Enhanced prediction for battery aging capacity using an efficient temporal convolutional network

For electric vehicles (EVs), reliable prediction of battery aging capacity is crucial to guarantee the driving safety. However, advanced prediction methods incur more energy consumption because of their substantial computation requirements. Consequently, a compact and accurate prediction model is urgently needed. To this end, we propose an efficient prediction model that simultaneously achieves the dual goals of reducing the computational burden and improving the accuracy of its predictions. From the extensive real-vehicle data, the charging hot-spot ranges are divided to establish a reliable foundation for screening high-quality and low-quantity data. Based on the screened data, a seasonal-trend decomposition algorithm and an independent feature analysis are presented to reveal significant features associated with aging capacity.
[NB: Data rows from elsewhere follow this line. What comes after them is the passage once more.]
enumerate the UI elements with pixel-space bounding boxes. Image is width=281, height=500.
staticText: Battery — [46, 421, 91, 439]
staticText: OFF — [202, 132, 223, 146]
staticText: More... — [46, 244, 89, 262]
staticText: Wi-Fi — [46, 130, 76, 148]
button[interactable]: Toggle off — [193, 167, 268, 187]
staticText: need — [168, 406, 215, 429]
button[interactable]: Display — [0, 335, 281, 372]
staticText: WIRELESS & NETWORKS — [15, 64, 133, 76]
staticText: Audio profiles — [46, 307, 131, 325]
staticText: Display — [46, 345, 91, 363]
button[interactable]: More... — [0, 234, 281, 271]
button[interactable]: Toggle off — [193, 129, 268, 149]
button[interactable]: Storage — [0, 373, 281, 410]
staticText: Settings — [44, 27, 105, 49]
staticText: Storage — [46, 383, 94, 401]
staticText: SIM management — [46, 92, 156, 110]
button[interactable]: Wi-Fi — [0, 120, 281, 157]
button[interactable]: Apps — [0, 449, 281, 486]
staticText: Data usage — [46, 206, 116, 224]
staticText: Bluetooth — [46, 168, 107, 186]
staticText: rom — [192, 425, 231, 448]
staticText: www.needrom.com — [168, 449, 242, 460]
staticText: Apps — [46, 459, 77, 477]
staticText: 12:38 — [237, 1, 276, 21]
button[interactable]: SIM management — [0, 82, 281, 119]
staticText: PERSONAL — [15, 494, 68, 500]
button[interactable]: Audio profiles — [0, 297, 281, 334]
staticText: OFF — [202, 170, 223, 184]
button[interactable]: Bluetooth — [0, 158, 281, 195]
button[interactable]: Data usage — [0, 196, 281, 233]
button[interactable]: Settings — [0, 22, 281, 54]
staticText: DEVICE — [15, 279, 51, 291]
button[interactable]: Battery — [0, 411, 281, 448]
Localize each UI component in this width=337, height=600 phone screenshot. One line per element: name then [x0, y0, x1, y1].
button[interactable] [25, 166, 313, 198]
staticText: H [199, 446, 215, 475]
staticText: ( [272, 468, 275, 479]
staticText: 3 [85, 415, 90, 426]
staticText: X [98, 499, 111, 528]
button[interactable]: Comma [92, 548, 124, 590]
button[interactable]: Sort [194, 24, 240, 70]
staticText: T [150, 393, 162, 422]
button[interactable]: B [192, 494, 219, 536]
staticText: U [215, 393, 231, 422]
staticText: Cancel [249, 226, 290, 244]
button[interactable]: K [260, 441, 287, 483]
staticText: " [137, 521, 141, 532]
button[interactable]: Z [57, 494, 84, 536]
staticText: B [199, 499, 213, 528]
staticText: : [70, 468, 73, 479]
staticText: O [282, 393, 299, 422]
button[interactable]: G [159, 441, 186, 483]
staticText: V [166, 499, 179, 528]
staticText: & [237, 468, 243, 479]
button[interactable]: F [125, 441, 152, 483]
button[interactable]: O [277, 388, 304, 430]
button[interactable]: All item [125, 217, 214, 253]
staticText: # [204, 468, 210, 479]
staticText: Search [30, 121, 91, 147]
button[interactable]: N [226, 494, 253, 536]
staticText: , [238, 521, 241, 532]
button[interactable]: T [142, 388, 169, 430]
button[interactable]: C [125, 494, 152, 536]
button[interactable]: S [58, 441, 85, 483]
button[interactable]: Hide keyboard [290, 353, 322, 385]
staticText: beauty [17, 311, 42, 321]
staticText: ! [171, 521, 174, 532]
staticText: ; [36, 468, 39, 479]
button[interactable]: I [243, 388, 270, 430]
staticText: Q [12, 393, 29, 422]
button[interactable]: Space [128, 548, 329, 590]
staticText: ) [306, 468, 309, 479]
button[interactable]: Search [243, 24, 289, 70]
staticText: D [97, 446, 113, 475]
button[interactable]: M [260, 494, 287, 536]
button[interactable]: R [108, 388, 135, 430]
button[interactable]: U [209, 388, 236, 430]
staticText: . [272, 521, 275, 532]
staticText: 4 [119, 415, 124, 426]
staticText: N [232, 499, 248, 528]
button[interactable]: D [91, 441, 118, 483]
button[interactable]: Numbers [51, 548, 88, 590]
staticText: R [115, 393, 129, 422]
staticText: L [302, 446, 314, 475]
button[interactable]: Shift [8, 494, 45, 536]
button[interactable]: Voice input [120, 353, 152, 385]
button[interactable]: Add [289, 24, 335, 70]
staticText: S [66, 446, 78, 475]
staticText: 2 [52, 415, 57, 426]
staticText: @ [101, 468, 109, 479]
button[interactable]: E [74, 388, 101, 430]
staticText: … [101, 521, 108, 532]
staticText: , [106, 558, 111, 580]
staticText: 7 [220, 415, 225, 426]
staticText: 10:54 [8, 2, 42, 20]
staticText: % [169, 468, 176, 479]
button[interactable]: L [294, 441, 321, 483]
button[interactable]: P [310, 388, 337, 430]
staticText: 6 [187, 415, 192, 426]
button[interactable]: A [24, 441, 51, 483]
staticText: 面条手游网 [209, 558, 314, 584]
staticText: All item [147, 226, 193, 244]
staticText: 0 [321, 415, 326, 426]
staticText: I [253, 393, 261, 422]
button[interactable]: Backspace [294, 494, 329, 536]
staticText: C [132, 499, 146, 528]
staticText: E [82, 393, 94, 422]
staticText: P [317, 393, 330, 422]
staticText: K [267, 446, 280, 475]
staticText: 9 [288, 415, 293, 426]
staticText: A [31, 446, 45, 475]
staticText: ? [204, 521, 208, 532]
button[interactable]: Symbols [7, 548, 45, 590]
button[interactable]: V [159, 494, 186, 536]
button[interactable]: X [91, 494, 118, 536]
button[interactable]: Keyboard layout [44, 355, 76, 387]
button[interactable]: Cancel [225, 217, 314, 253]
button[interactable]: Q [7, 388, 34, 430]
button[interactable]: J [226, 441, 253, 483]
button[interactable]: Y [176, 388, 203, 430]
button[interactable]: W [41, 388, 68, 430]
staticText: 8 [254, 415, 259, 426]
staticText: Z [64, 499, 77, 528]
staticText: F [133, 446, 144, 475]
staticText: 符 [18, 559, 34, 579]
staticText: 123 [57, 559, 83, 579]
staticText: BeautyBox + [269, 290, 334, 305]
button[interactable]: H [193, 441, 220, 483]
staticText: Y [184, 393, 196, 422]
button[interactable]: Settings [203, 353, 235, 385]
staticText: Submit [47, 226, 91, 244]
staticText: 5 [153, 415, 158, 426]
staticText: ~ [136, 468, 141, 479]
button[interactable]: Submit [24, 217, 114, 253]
Subsequently, we combine the advantage of the decomposition method and a temporal convolutional network (DMTCN) to predict the battery aging capacity with satisfactory accuracy in the near future. Furthermore, a particular decoupling mechanism is proposed to rectify the analytical interference and misinformation caused by the mixing of data. The experimental results demonstrate that the computational burden of the proposed DMTCN model is obviously reduced using this mechanism, while the prediction accuracy is further enhanced. We are delighted that this new attempt has achieved the impressive results.